Технологичности обстановке на сцене добавляет транспортер с лебедкой, с его помощью на сцену выезжают, прикрепляя то костюм, то стул к крюку второстепенные персонажи – из его воспоминаний (сценограф – Ольга Шаишмелашвили). В финале на множество карабинов распадется-развесится единственный предмет душевной приязни Флорана – фортепьяно, к клавишам которого он время от времени обращается, как бы задавая самому себе ритм и настроение рассказа. Распад личности Иван Волков и играет.
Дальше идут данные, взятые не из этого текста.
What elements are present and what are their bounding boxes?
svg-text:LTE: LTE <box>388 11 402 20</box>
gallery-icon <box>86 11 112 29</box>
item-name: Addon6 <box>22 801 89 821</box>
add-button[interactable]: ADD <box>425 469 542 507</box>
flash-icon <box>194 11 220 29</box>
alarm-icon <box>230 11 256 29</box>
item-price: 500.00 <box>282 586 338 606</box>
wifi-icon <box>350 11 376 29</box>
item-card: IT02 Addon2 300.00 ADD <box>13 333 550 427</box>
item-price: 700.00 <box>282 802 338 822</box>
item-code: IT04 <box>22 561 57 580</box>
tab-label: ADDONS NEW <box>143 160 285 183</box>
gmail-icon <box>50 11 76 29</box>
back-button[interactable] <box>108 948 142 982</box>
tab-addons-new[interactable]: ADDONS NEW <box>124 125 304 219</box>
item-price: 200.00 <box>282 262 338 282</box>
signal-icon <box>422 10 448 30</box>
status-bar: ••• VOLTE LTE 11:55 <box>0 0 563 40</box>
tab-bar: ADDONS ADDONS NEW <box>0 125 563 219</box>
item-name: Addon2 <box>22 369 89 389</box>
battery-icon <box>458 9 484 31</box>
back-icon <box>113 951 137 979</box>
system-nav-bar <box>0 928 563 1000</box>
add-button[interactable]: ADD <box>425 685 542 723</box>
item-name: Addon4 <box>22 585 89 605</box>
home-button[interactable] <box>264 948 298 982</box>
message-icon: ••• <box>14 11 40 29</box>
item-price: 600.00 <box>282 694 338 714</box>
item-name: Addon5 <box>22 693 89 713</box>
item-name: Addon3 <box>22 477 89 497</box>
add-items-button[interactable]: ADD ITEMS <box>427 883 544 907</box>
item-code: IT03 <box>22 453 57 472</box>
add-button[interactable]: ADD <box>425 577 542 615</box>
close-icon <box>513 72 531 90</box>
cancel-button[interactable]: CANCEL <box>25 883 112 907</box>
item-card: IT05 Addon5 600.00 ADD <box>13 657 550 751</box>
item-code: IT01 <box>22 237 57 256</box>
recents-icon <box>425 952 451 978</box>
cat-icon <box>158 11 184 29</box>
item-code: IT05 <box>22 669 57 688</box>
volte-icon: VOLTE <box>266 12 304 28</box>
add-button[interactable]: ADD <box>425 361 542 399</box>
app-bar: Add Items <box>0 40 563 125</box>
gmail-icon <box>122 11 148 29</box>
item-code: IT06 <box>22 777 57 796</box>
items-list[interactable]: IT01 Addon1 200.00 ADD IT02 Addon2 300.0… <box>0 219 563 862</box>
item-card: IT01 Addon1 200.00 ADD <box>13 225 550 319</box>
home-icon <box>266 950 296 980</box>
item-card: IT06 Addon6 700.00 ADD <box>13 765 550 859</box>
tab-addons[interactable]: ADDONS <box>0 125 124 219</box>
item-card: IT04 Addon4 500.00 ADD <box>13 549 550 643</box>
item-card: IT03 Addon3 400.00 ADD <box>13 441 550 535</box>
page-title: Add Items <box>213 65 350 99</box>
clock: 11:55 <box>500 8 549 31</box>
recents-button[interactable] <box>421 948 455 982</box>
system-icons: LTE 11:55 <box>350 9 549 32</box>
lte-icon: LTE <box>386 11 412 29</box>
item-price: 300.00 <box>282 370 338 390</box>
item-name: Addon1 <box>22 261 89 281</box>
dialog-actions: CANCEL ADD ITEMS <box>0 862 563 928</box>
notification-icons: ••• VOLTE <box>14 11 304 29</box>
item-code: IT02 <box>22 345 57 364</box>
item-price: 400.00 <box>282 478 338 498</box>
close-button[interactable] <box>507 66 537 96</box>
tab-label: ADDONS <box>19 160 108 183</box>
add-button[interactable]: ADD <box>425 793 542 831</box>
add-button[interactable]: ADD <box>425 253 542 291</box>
Несмотря на затянутость трехчасового почти моноспектакля, он ни на минуту не выпадает из завораживающего зрителя состояния упоения французской буржуазной меланхолией, приправленной едкой философией, отличным чувством юмора и роскошью игры ума. Любопытно, как спектакль, выпущенный в начале 2022 года, через год местами звучит спекулятивно: сатира Уэльбека на Евросоюз с российской сцены сегодня воспринимается в абсолютно противоположном ключе.